もちろん、高度成長期のシステムが残り続け、扶養控除があるがゆえに働き控える女性が未だ多い日本では、「家族を養わなくてはならない」という観念が強いままで辛い男性もいるだろうし、なまじっか身体が耐えられるからと残業を強いられるのが辛い、と言う男性もいるだろう。

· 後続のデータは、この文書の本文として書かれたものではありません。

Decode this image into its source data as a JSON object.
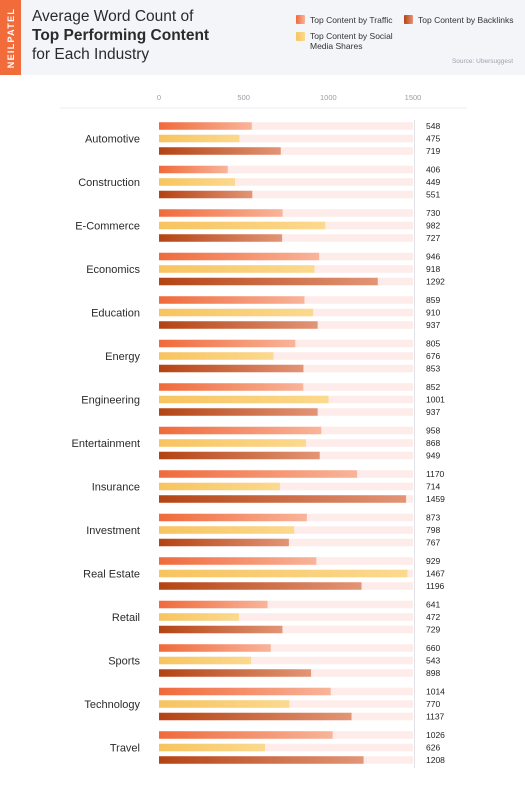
{
  "brand": "NEILPATEL",
  "title": {
    "line1": "Average Word Count of",
    "line2_bold": "Top Performing Content",
    "line3": "for Each Industry"
  },
  "legend": {
    "traffic": "Top Content by Traffic",
    "backlinks": "Top Content by Backlinks",
    "social": "Top Content by Social Media Shares"
  },
  "source": "Source: Ubersuggest",
  "colors": {
    "traffic_start": "#f06a3b",
    "traffic_end": "#f9b49a",
    "social_start": "#f7c45f",
    "social_end": "#fbd98e",
    "backlinks_start": "#b44313",
    "backlinks_end": "#e39576",
    "track": "#fdecea",
    "brand": "#f26b3a"
  },
  "chart_data": {
    "type": "bar",
    "orientation": "horizontal",
    "xlim": [
      0,
      1500
    ],
    "ticks": [
      0,
      500,
      1000,
      1500
    ],
    "grid": false,
    "legend_position": "top-right",
    "categories": [
      "Automotive",
      "Construction",
      "E-Commerce",
      "Economics",
      "Education",
      "Energy",
      "Engineering",
      "Entertainment",
      "Insurance",
      "Investment",
      "Real Estate",
      "Retail",
      "Sports",
      "Technology",
      "Travel"
    ],
    "series": [
      {
        "name": "Top Content by Traffic",
        "key": "traffic",
        "values": [
          548,
          406,
          730,
          946,
          859,
          805,
          852,
          958,
          1170,
          873,
          929,
          641,
          660,
          1014,
          1026
        ]
      },
      {
        "name": "Top Content by Social Media Shares",
        "key": "social",
        "values": [
          475,
          449,
          982,
          918,
          910,
          676,
          1001,
          868,
          714,
          798,
          1467,
          472,
          543,
          770,
          626
        ]
      },
      {
        "name": "Top Content by Backlinks",
        "key": "backlinks",
        "values": [
          719,
          551,
          727,
          1292,
          937,
          853,
          937,
          949,
          1459,
          767,
          1196,
          729,
          898,
          1137,
          1208
        ]
      }
    ]
  }
}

ただ、ある意味男性側も辛いこの構造を変えるならば女性の声を大きくするしかないと思う。管理職になりたがらない女性や若い男性が増えているというが、それならば管理職のあり方をまずは現在の管理職が変え、そして女性の管理職を増やしていくしかないだろう。選挙や政治についてもそうだ。つまり今、その場所にいる人が自覚を持って仕事をすることを願うことしかできない。
だから冒頭の発言が選挙や政治──ひいては世の中の働き方が、そんなにマッチョで男性的であることを是正した方がいい、という議論の契機になることを私は期待したい。

男性もバリバリ働きたくない、という選択肢を選べるように、総合職や一般職といった区別をなくし、個人個人のキャリアや生活を国や自治体や企業が尊重するようになり、女性の管理職や政治家にただの頭数ではなく実際にさまざまな人に道が開かれれば、管理職にも政治家にも時短や育休があっても回るシステムができれば、きっともう少しみんなが生きやすい世界がやってくると思う。